My heart goes out to everyone involved in that shooting. I feel great sadness for the students, the family, the community around Virginia Tech, and even the young man who did it, as well as the Korean or Asian community who will now be targets of misdirected hate and confusion from Virginia to California.

People often ask why we do what we do, this social service. Sometimes the answers are hard to come by. If I did not realize it before, after my time here I realize I won´t change the world. My causes, my ideals, as great as they are, they will never be a chapter to be closed. Poverty will persist, senseless death pass by unnoticed.

But it´s moments like these it becomes clear why I do what I do, what hopefully all of us do in our own small ways: you do good acts when possible, to take a shot at balancing out the many evil or indifferent acts that arise again and again, from here to there. You bear witness to the pain knowing you can´t change it, but by acknowledging it, you do more than so many would ever dare. Yeah, we aren´t going to win, but I´d like to think all God asks of us is the desire to erase hate with love, to come together, different as we are, under that which unites us under one canopy: that which brings us anguish, and the dreams we still dream in spite of it all, in spite of the temptation to turn ideological and hateful.

Again, my heartfelt condolensces to the many victims around our world today.
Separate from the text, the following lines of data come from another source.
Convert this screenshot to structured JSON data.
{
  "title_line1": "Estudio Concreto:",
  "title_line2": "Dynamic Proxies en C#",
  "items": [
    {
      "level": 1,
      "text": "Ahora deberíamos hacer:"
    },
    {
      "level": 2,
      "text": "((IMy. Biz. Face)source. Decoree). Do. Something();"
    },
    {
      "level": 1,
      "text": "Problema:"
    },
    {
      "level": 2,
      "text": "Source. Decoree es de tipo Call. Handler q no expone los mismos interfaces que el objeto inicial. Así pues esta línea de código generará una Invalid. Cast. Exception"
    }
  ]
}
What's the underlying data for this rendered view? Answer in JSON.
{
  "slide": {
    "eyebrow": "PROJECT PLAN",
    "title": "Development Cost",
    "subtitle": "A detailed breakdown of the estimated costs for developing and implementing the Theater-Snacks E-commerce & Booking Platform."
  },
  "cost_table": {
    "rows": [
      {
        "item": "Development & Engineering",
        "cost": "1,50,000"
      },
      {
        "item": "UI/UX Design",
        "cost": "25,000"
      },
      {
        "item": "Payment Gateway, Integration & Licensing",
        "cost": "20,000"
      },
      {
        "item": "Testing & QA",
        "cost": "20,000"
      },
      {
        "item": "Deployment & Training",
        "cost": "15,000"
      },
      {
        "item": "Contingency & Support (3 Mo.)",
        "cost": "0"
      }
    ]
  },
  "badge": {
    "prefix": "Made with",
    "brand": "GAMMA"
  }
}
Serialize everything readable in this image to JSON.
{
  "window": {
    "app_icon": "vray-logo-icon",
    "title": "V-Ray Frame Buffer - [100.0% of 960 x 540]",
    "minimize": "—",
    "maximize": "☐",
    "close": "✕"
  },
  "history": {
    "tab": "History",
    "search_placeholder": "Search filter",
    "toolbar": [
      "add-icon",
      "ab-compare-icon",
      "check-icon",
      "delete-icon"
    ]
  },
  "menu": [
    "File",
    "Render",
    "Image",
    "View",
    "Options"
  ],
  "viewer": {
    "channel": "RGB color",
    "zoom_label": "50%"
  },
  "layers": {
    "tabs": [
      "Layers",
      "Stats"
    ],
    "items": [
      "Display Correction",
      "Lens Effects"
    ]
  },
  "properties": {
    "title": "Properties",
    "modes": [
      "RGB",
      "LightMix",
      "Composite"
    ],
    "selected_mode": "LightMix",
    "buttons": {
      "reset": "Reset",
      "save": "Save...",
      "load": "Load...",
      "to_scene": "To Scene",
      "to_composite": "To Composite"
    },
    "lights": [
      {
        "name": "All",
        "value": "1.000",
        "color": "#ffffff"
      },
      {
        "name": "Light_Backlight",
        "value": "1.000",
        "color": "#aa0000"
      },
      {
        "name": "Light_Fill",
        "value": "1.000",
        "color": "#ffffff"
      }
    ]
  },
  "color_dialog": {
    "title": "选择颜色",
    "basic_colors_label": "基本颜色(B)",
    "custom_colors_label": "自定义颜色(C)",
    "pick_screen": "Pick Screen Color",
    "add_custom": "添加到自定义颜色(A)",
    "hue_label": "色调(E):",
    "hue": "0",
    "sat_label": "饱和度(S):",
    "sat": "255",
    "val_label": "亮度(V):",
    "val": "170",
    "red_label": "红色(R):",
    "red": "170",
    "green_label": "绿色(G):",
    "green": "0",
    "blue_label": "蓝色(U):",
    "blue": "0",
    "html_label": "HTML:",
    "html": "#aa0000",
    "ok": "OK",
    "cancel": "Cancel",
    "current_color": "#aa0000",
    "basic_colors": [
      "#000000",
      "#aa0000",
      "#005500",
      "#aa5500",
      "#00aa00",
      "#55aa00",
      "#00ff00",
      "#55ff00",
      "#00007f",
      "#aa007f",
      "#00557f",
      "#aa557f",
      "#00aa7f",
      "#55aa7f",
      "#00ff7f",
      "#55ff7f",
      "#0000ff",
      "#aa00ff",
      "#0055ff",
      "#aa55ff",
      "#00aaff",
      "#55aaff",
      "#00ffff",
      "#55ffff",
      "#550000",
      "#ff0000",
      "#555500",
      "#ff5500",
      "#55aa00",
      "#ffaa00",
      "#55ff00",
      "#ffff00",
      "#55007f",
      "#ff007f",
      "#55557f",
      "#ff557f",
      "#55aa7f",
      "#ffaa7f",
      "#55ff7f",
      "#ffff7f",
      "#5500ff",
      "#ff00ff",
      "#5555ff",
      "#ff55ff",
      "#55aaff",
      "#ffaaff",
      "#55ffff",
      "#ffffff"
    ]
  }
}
"Ideologies separate us. Dreams and anguish bring us together." Eugene Ionesco

1 comment:

Anonymous said...

Patrick -
It's never easy being so far away when something happens to your fellow Americans. The tragedy at Virginia Tech is unbelievable -- it not only impacted those who were killed, but the thousands of people who somehow touched the lives of those who are now gone. The weekend was very sad because every news story mentioned something about the man who thought it made sense to kill all those people. We are keeping them in our prayers.